Taken a tetrahedron of same edges, a point is taken inside it which is equidistant from all $4$ vertices, i.e if a sphere is made taking it as a centre, all the vertices will be on the sphere, now taking any two vertex and that centre (on the plane passing through that centre and these two vertices),could any one tell me what will be the angle at the centre?
I could not draw here :(
The physics way I believe is the easier, above geometric methods.
Let four equal forces $F$ act on the center with tetrahedral symmetry. Taking equilibrium of forces along a center-vertex line and its opposite extension:
$$ 3 F \cos \alpha + F = 0; \;\alpha = \cos^{-1} \frac {1}3. $$
where we took $\alpha$ as the acute angle.
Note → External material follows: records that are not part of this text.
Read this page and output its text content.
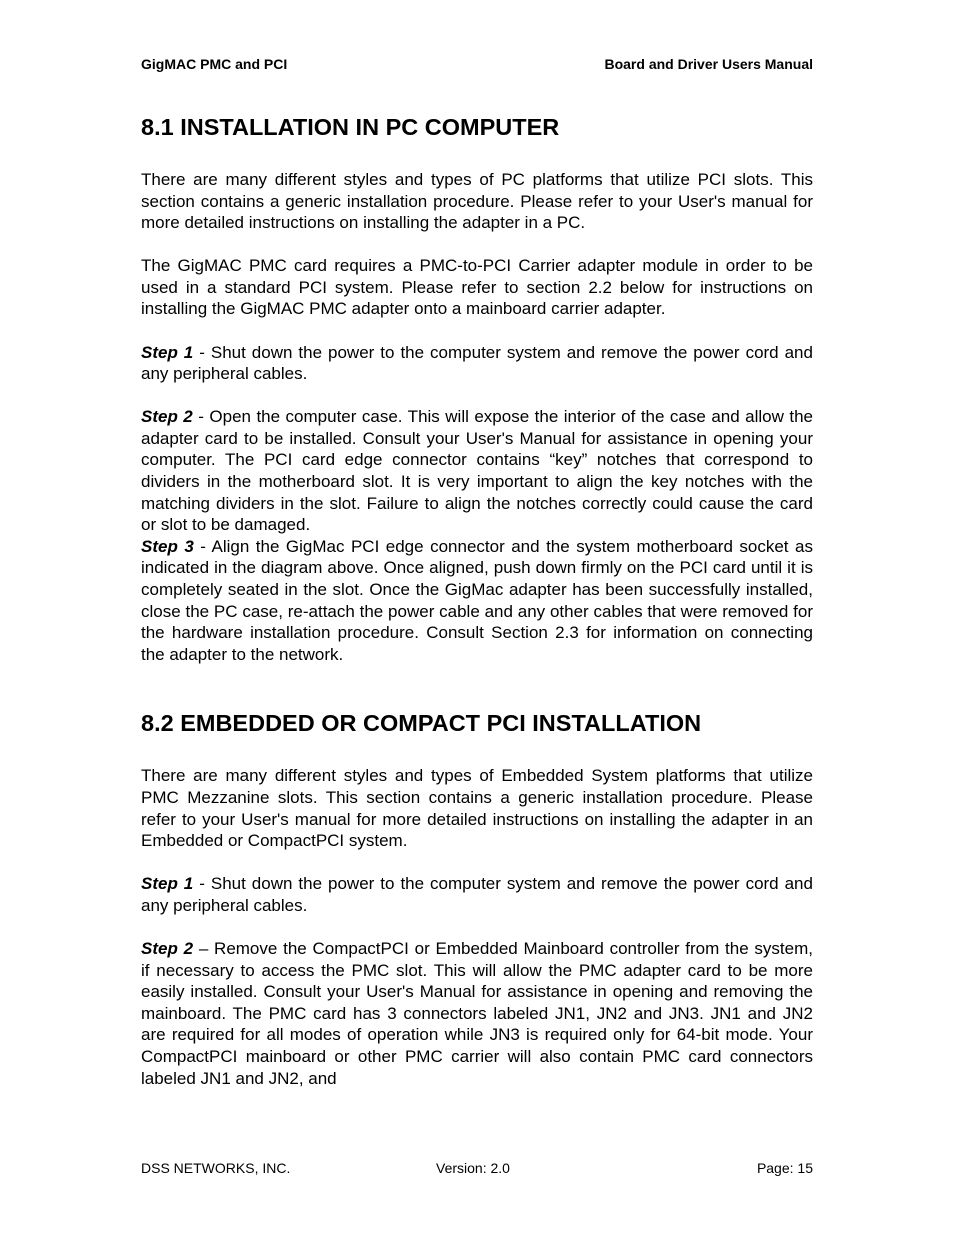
GigMAC PMC and PCI	Board and Driver Users Manual
8.1 INSTALLATION IN PC COMPUTER

There are many different styles and types of PC platforms that utilize PCI slots. This section contains a generic installation procedure. Please refer to your User's manual for more detailed instructions on installing the adapter in a PC.

The GigMAC PMC card requires a PMC-to-PCI Carrier adapter module in order to be used in a standard PCI system. Please refer to section 2.2 below for instructions on installing the GigMAC PMC adapter onto a mainboard carrier adapter.

Step 1 - Shut down the power to the computer system and remove the power cord and any peripheral cables.

Step 2 - Open the computer case. This will expose the interior of the case and allow the adapter card to be installed. Consult your User's Manual for assistance in opening your computer. The PCI card edge connector contains “key” notches that correspond to dividers in the motherboard slot. It is very important to align the key notches with the matching dividers in the slot. Failure to align the notches correctly could cause the card or slot to be damaged.

Step 3 - Align the GigMac PCI edge connector and the system motherboard socket as indicated in the diagram above. Once aligned, push down firmly on the PCI card until it is completely seated in the slot. Once the GigMac adapter has been successfully installed, close the PC case, re-attach the power cable and any other cables that were removed for the hardware installation procedure. Consult Section 2.3 for information on connecting the adapter to the network.

8.2 EMBEDDED OR COMPACT PCI INSTALLATION

There are many different styles and types of Embedded System platforms that utilize PMC Mezzanine slots. This section contains a generic installation procedure. Please refer to your User's manual for more detailed instructions on installing the adapter in an Embedded or CompactPCI system.

Step 1 - Shut down the power to the computer system and remove the power cord and any peripheral cables.

Step 2 – Remove the CompactPCI or Embedded Mainboard controller from the system, if necessary to access the PMC slot. This will allow the PMC adapter card to be more easily installed. Consult your User's Manual for assistance in opening and removing the mainboard. The PMC card has 3 connectors labeled JN1, JN2 and JN3. JN1 and JN2 are required for all modes of operation while JN3 is required only for 64-bit mode. Your CompactPCI mainboard or other PMC carrier will also contain PMC card connectors labeled JN1 and JN2, and

DSS NETWORKS, INC.	Version: 2.0	Page: 15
Required angle is its supplement $$ \approx 109.47^{0}. $$
Let each edge of regular tetrahedron be $a$ then the distance of each vertex from the center is $$=\frac{a}{2}\sqrt{\frac{3}{2}}$$ (For derivation see HCR's Formula for platonic solids)
Now, draw perpendicular to one of the edges of tetrahedron to get a right triangle, now the angle subtended by each edge at the center of regular tetrahedron $$=2\sin^{-1}\left(\frac{\frac{a}{2}}{\frac{a}{2}\sqrt{\frac{3}{2}}}\right)=2\sin^{-1}\left(\sqrt{\frac{2}{3}}\right)\approx109.4712206^{o}$$
Your description is slightly unusual, but what you have is a regular tetrahedron, and from the Wikipedia entry here, you can take the centre to be the origin and two of the vertices to be $$(0, 1, 1/\sqrt{2}), \quad (0, -1, 1/\sqrt{2})$$
This gives you an isosceles triangle with sides $\sqrt{\frac32}, \sqrt{\frac32}, 2$ and you can use the cosine rule from elementary trigonometry ($c^2 = a^2 + b^2 -2ab\cos\theta$) to get $$4 = \frac32 + \frac32 - 2.\frac32\cos\theta$$
so that
$$\cos\theta = -\frac13 \text{ and finally, we get } \theta = \cos^{-1}\left(-\frac13\right)=\pi-\cos^{-1}\left(\frac13\right)\approx109.4712206^{o}$$